Speed up pull request review for SQLMesh data projects

Dave Flynn
In the Pipeline
Published in
5 min readMay 9, 2024

SQLMesh is a powerful ELT platform that brings a lot of features to help you build and iterate on data pipelines. One of the most interesting features is virtual data environments, which speeds up pushing changes to production by reducing unnecessary model rebuilds. Wouldn’t it be great if you could also speed up other areas of your project, like PR review?

Yoda from Star Wars: “Review the data, you must”
Without checking the data, a proper PR review it is not

Best practices for data projects

If you’re using SQLMesh, then you already know the benefits of adapting software engineering best practices to data projects — Your code is version controlled, developers have their own schemas, you have testing in place. Even so, without proper PR review, bad merges can still occur leading to silent data errors, and firefighting after merging.

Reviewing PRs for your SQLMesh project can be a challenge, so here are some things that you can do to bolster your QA process to catch issues before merging.

Get a PR comment template

First, all contributors to the project should use a standardized PR comment template. A good template will cover all the things you expect each contributor to do when submitting a PR:

  1. The purpose of the PR: What they are doing and why.
  2. The type of change: New model, bug fix, refactor etc.
  3. Data checks and validations: The impact assessment to verify the new SQL has the intended impact.

The first two points set up the review for what they should expect to see in this PR. Then the data checks/validations are the proof that this was achieved — this is why performing a data review is essential. Without it, a proper review has not been done.

Review the data

When you come to review the data from a development branch, either as the author or the PR reviewer you must have some expectation of the results you would expect to see. Each PR has an intention and an expected impact.

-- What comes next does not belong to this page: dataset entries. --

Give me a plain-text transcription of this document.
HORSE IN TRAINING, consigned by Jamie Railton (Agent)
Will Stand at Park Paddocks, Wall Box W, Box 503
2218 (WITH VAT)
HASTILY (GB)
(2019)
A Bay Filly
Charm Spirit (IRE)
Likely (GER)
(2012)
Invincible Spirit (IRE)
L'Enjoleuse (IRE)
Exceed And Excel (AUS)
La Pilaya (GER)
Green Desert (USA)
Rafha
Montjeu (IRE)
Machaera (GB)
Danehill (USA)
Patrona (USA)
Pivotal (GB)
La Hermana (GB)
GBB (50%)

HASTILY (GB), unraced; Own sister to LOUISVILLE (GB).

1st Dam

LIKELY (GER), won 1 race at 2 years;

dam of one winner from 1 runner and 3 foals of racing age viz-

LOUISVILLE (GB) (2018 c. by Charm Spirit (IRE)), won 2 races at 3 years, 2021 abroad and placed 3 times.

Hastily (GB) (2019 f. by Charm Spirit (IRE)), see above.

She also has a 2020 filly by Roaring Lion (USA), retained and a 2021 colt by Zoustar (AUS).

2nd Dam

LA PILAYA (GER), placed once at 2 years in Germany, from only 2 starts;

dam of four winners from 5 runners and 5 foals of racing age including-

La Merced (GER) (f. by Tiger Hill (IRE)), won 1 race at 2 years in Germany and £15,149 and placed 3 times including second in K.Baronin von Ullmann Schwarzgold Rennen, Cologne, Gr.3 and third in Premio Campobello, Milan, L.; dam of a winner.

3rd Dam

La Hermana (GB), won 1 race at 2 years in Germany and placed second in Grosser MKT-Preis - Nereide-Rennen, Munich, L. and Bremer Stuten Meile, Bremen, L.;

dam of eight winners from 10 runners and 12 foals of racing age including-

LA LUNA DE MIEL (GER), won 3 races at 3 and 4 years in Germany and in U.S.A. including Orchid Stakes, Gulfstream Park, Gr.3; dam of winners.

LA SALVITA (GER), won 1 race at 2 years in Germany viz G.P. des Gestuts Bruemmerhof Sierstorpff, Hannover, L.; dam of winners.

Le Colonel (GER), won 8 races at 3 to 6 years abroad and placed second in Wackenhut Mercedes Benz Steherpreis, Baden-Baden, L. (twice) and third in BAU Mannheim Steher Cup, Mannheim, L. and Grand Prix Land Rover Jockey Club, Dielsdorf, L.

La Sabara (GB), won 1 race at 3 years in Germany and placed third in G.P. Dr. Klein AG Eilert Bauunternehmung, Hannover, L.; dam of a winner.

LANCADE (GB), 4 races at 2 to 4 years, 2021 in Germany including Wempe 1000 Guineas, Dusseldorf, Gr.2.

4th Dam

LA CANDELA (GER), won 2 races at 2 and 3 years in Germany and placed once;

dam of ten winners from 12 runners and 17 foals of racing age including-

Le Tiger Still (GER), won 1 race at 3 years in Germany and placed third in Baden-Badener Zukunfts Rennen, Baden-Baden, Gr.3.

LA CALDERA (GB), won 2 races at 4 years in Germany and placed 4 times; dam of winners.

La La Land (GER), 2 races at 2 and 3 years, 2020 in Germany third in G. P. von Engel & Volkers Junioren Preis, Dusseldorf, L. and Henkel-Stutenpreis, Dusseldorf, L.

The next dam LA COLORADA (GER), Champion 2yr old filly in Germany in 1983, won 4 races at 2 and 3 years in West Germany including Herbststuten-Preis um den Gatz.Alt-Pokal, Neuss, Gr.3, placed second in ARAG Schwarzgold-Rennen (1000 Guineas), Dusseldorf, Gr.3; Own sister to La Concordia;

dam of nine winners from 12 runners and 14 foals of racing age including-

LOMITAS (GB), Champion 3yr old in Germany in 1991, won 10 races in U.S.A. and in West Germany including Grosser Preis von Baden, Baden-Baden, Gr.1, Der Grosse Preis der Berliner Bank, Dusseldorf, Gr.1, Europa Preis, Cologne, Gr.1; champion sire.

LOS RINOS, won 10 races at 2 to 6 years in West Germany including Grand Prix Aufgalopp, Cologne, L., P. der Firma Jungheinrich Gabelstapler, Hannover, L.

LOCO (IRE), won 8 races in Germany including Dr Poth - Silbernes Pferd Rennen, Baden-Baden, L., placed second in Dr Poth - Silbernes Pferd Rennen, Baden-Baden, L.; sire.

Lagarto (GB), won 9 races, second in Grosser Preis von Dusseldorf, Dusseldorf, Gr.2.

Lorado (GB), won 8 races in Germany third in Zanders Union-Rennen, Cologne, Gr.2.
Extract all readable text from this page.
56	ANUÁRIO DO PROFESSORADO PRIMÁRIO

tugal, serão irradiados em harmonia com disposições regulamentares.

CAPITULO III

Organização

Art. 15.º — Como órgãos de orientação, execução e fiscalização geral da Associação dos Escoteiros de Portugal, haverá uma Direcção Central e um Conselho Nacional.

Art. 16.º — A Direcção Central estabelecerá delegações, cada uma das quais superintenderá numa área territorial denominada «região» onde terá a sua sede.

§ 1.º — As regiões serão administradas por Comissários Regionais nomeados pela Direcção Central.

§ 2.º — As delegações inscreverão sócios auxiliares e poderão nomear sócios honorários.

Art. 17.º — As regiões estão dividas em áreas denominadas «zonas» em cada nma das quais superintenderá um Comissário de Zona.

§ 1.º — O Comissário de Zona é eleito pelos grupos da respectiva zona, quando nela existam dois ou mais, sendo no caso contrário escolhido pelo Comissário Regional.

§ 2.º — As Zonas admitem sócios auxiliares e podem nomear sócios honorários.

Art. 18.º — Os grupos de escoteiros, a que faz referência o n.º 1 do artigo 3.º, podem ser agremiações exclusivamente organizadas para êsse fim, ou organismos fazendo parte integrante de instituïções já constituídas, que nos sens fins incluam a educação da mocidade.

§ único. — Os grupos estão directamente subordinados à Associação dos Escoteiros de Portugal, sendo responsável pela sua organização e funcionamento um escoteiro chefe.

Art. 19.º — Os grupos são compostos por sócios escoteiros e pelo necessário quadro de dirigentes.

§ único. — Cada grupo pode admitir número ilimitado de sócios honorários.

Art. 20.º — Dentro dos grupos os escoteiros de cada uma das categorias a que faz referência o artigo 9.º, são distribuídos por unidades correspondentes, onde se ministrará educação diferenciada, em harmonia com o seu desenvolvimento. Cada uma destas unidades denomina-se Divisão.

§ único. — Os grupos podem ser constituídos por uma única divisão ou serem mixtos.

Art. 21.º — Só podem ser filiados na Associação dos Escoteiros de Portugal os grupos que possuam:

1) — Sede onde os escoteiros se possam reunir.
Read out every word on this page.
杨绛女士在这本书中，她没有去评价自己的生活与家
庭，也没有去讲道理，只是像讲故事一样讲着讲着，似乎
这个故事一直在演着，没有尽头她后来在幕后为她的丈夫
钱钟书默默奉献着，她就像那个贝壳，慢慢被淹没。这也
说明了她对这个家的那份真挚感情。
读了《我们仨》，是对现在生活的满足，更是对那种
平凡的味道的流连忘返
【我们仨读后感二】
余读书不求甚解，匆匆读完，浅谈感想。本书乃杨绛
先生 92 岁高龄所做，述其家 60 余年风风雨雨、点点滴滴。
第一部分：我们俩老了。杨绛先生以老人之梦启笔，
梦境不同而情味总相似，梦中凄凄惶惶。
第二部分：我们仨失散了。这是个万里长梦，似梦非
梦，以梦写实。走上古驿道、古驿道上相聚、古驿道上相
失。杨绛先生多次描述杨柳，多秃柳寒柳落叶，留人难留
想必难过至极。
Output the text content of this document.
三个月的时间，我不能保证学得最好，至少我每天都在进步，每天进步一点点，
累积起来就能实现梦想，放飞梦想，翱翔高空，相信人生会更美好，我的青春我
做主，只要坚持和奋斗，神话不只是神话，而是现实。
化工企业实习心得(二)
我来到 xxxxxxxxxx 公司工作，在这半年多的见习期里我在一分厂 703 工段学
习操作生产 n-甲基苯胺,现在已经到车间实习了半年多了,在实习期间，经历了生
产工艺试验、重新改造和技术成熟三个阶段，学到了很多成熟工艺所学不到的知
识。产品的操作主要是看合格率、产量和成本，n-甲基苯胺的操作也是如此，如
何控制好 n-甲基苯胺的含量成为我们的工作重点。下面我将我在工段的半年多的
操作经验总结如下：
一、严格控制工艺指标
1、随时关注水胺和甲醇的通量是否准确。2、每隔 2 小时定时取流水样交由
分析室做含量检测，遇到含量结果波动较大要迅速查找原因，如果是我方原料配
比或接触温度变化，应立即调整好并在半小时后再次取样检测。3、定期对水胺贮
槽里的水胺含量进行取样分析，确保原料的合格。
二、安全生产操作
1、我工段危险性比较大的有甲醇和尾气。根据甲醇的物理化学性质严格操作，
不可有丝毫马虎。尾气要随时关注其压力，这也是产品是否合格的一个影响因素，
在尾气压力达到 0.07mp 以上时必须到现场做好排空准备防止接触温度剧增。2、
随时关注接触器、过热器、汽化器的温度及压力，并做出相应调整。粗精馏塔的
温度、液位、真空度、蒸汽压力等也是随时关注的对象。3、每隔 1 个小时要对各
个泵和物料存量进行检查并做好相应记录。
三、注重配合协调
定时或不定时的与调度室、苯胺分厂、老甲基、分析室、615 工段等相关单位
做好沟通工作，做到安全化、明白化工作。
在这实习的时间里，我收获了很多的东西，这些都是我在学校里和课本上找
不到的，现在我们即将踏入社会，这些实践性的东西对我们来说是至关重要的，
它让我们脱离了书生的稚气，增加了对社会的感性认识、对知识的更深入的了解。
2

  • Intention: What you want to achieve
  • Impact: The impact you expected to see

This pretty much maps exactly to the PR comment sections above, so you can see why it’s so important to follow a structured PR process.

Compare prod to dev

The best way to assess the impact of your data modeling updates is to compare how the data compiled from your branch compares to production data (your known-good baseline). There’s a feature in SQLMesh called table_diff that helps you to do this. It’s a great way to get an insight into the structural difference of two tables, or even --show-sample to see some of those differences.

Table diff in SQLMesh with samples
Table diff in SQLMesh with samples

Actionable insights

What you need to do is operationalize this kind of insight, so it can be actioned during review. The ideal solution would be to turn it into a data check that you can:

  • Save for future reference
  • Repeat to re-validate after data changes
  • Share with the team for review or discussion

This is exactly what Data Recce was designed for.

Operationalized Data Validations

Recce is a data modeling validation tool for enhanced PR review.

With Recce you can:

  • Save your data checks as you work in a checklist
  • Re-run checks
  • Annotate checks to add context to your findings
  • Export checks for use in your PR comment
  • Share checks as a reproducible environment

Lineage Diff

Lineage Diff in Recce is a way to visualize the parts of the DAG that have changed when compared to prod. When you’re checking data, Lineage Diff helps to focus your area of inspection to just the modified models or those downstream.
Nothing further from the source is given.